You could make a request from your web page to your server to ask it to get some data from api.darksky.net for you and then return it back to your webpage (working as a simple proxy). Your server is not subject to any CORs limitations when accessing api.darksky.net. Only browsers are limited by CORs.
And, as you've found, you can also use a proxy service that enables CORs and fetches data for you.
Let's suppose you want to proxy the parts of the darksky API, you could do something simple like this:
const express = require('express');
const app = express();
const request = require('request');
const apiRouter = express.Router();
// maps /api/forecast/whatever to http://api.darksky.net/forecast/developerKey/whatever
// and pipes the response back
const apiKey = "yourAPIKeyHere";
apiRouter.get("/*", (req, res, next) => {
// parse out action and params
// from an incoming URL of /api/forecast/42.3601,-71.0589
// the /api will be the root of the router (so not in the URL here)
// "forecast" will be the action
// "42.3601,-71.0589" will be the params
let parts = req.path.slice(1).split("/"); // split into path segments, skipping leading /
let action = parts[0]; // take first path segment as the action
let params = parts.slice(1).join("/"); // take everything else for params
request({
uri: `https://api.darksky.net/${action}/${apiKey}/${params}`,
method: "get"
}).pipe(res);
});
app.use("/api", apiRouter);
app.listen(80);
Now, when you send this server, this request:
/api/forecast/42.3601,-71.0589
it will request:
https://api.darksky.net/forecast/yourAPIKeyHere/42.3601,-71.0589
and pipe the result back to the caller.
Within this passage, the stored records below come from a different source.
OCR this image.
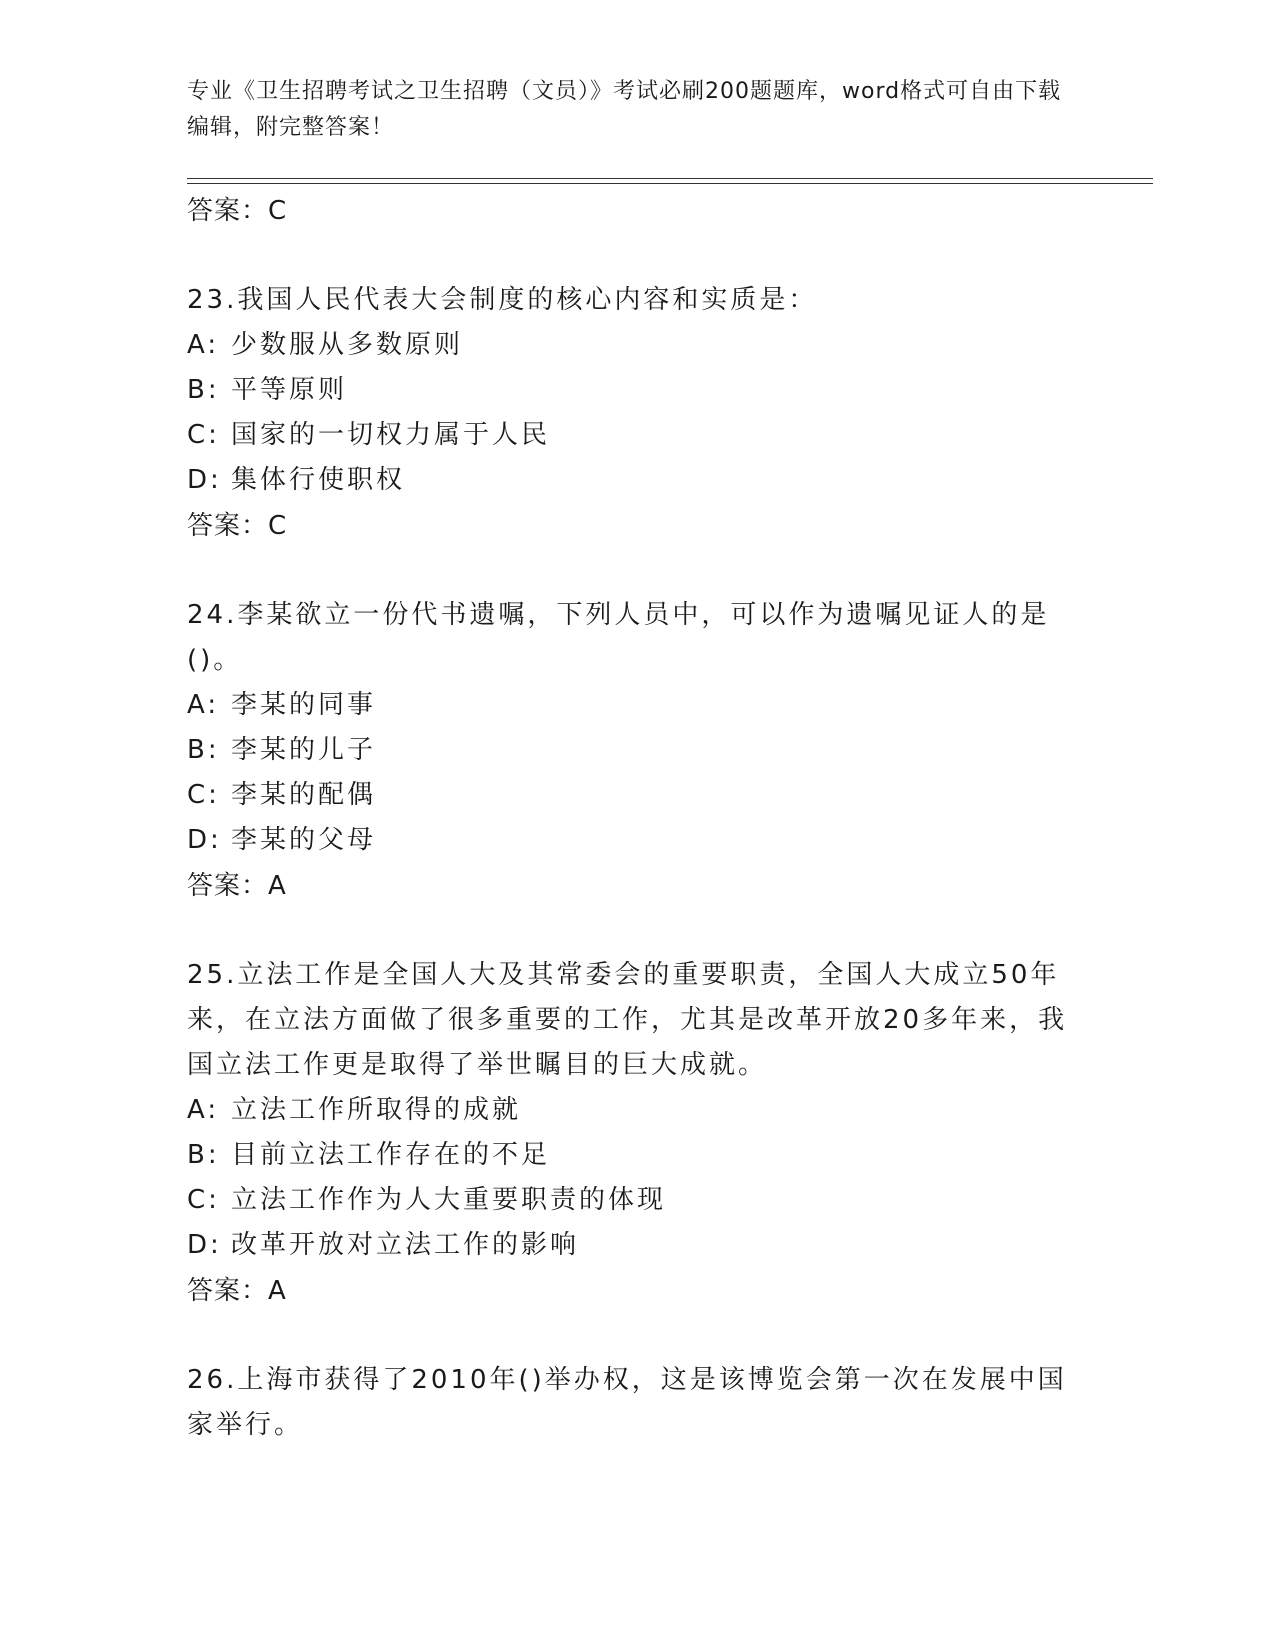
专业《卫生招聘考试之卫生招聘（文员）》考试必刷200题题库，word格式可自由下载编辑，附完整答案！
答案：C
23.我国人民代表大会制度的核心内容和实质是：
A: 少数服从多数原则
B: 平等原则
C: 国家的一切权力属于人民
D: 集体行使职权
答案：C
24.李某欲立一份代书遗嘱，下列人员中，可以作为遗嘱见证人的是()。
A: 李某的同事
B: 李某的儿子
C: 李某的配偶
D: 李某的父母
答案：A
25.立法工作是全国人大及其常委会的重要职责，全国人大成立50年来，在立法方面做了很多重要的工作，尤其是改革开放20多年来，我国立法工作更是取得了举世瞩目的巨大成就。
A: 立法工作所取得的成就
B: 目前立法工作存在的不足
C: 立法工作作为人大重要职责的体现
D: 改革开放对立法工作的影响
答案：A
26.上海市获得了2010年()举办权，这是该博览会第一次在发展中国家举行。
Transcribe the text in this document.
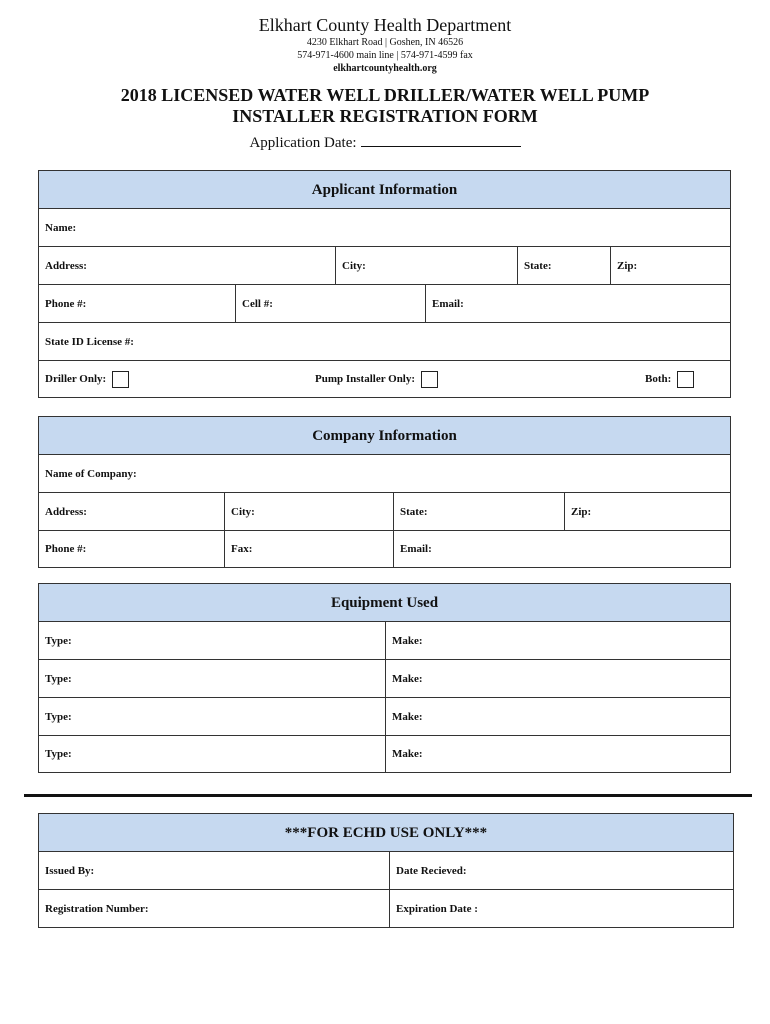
Elkhart County Health Department
4230 Elkhart Road | Goshen, IN 46526
574-971-4600 main line | 574-971-4599 fax
elkhartcountyhealth.org
2018 LICENSED WATER WELL DRILLER/WATER WELL PUMP
INSTALLER REGISTRATION FORM
Application Date:
Applicant Information
Name:
Address:	City:	State:	Zip:
Phone #:	Cell #:	Email:
State ID License #:
Driller Only:	Pump Installer Only:	Both:
Company Information
Name of Company:
Address:	City:	State:	Zip:
Phone #:	Fax:	Email:
Equipment Used
Type:	Make:
Type:	Make:
Type:	Make:
Type:	Make:
***FOR ECHD USE ONLY***
Issued By:	Date Recieved:
Registration Number:	Expiration Date :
I ran this test app and it worked for me. While I didn't see anything other than forecast URLs in the darksky.net API, it would work for anything of the format /api/someAction/someParams.
Note, you probably do NOT want to enable CORS on your server because you don't want other people's web pages to be able to use your proxy. And, since you're just sending requests to your own server now, you don't need CORS to be able to do that.